Fortress execs hit $10 billion jackpot

In the country's first public offering of a hedge fund, the stock price soars - turning the fund's owners into some very rich men.

By Grace Wong, staff writer

NEW YORK ( -- New York-based Fortress Investment made history Friday as the first hedge fund in the country to go public - and delivered nearly $10 billion in value to its five principals in the process.

Shares of Fortress Investment (up $12.50 to $31.00, Charts) spiked in their first day of trading, giving the firm the best first-day pop for an IPO so far this year, according to deal tracker Dealogic, and a market capitalization of about $12.4 billion. Fortress raised $634 million in its stock debut.

While the leaders of Fortress didn't pocket any of the proceeds from the sale of Class A shares in the IPO, they hold all of the company's voting Class B shares - or about 78 percent of the company's total outstanding shares.

The principals can exchange one Class B share for one Class A share at any time, according to the company's filings with the Securities and Exchange Commission. At Fortress's $18.50 offering price, the Class B shares collectively held by the fund's managers were worth about $5.8 billion.

But the hedge fund's managers saw the value of their stake in the company balloon in one day as the company's stock price soared 68 percent during its market debut. Fortress's stock closed at $31 a share on Friday, boosting the value of the principals' stake to $9.7 billion.

Started in 1998 by Wesley Edens, Robert Kauffman and Randal Nardone, Fortress manages about $30 billion in assets. The company made headlines in 2005 when it acquired more than $200 million in loans that Bank of America had made to pop star Michael Jackson, who was then on trial for alleged child molestation (Jackson was acquitted).
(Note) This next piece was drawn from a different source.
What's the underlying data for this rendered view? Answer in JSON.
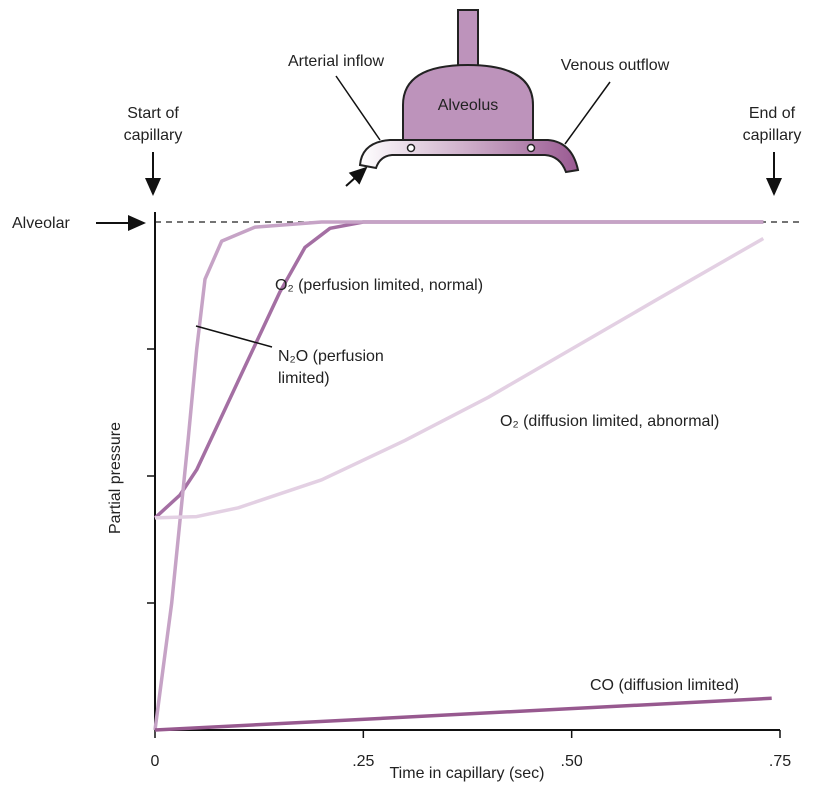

The loans that Fortress bought were secured by Jackson's 50 percent stake in the Beatles music catalog.

The firm's young managers - nearly all of the five principals are under the age of 50 - held posts at some of the investment world's most lauded firms, including Goldman Sachs and BlackRock, before Fortress.

Chief executive Edens, 45, owns nearly a quarter of the company's Class B shares. His stake would be worth about $2.3 billion if converted into Class A shares late Friday.

Presidents Michael Novogratz, 42, and Peter Briger, 43, each own about 20 percent of the outstanding Class B shares. If exchanged for Class A shares, that holding would be worth about $2.1 billion each.

Kauffman, 43, and Nardone, 51, each hold 17 percent of the company's Class B shares. Those holdings would be worth about $1.6 billion if exchanged for Class A shares.

If any of the principals leave Fortress within five years of the IPO, a portion of their Class B shares will be forfeited, the filings said.

The company's IPO was the biggest this year on the New York Stock Exchange. Its stellar debut is expected to trigger a wave of IPOs from alternative asset managers.